2004 East Coast Worm Meeting abstract 61
These abstracts should not be cited in bibliographies. Material contained herein should be treated as personal communication and should be cited as such only with the consent of the author.
Skirball Institute, NYU School of Medicine, New York, New York
Each neuron type in C. elegans projects axons with characteristic trajectories along the dorsoventral and/or anteroposterior body axes. Axons extend from the cell body at distinct orientations, revealing an intrinsic cellular polarity. Although evident in a mature neuron, when or how neuronal polarity is established is unclear. In addition, the processes that direct growth cone extensions along the anteroposterior body axis are poorly understood. To gain insight into the molecular mechanisms that determine neuronal polarity and anteroposterior axon guidance, we have begun screens for mutants with defects in the growth of the AVG axons. AVG is located in the retrovesicular ganglion and projects a very short anteriorly directed process and a long posteriorly directed process that extends to the tail. AVG pioneers the right ventral nerve bundle and is thought to provide cues that promote the proper assembly and organization of the ventral nerve cord.
We isolated several mutations that alter AVG axonal outgrowth. zd101 caused the anteriorly directed AVG axon to over extend and enter the nerve ring; the posteriorly directed axon was unaffected. zd101 is an allele of klp-7, which encodes a kinesin-related protein involved in the regulation of microtubules. We had found previously that klp-7 mutations cause neurons that normally extend only a single axon to project a second axon. Together these observations indicate that the regulation of microtubules can influence both the initiation and termination of axon extension.

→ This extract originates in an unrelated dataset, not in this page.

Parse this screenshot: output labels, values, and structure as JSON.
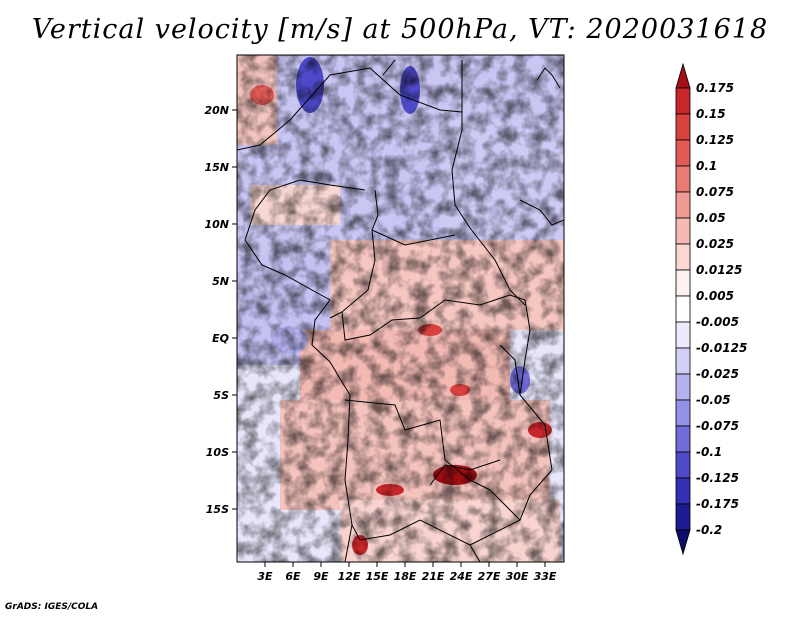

Several mutations were recovered that cause the apparent reversal of AVG anteroposterior polarity, as defined by the lengths of anterior and posterior axons. These mutants exhibited a range of three AVG axonal phenotypes: animals with a wildtype anterior axon and a posterior axon shorter than wild type, animals with anterior and posterior processes about equal in length and animals with a very long anterior axon and a very short or no posterior axon. When the axons were about equal in length, the anterior process terminated in the nerve ring and the posterior process stopped before the vulva. However, when the posterior axon was absent and the anterior axon was very long, the long axon typically entered the nerve ring and the looped back to the tail via the dorsal cord or lateral fascicle. These observations suggest that if the neuronal polarity of AVG is completely reversed, the long axon can be guided to the tail and that the AVG guidance cues are not restricted to the ventral nerve cord. Furthermore, these cues might only influence the direction of growth and not extension per se. We also found several genes that influence the anteroposterior polarity of other neurons, suggesting that multiple processes are involved in the establishment of anteroposterior neuronal polarity.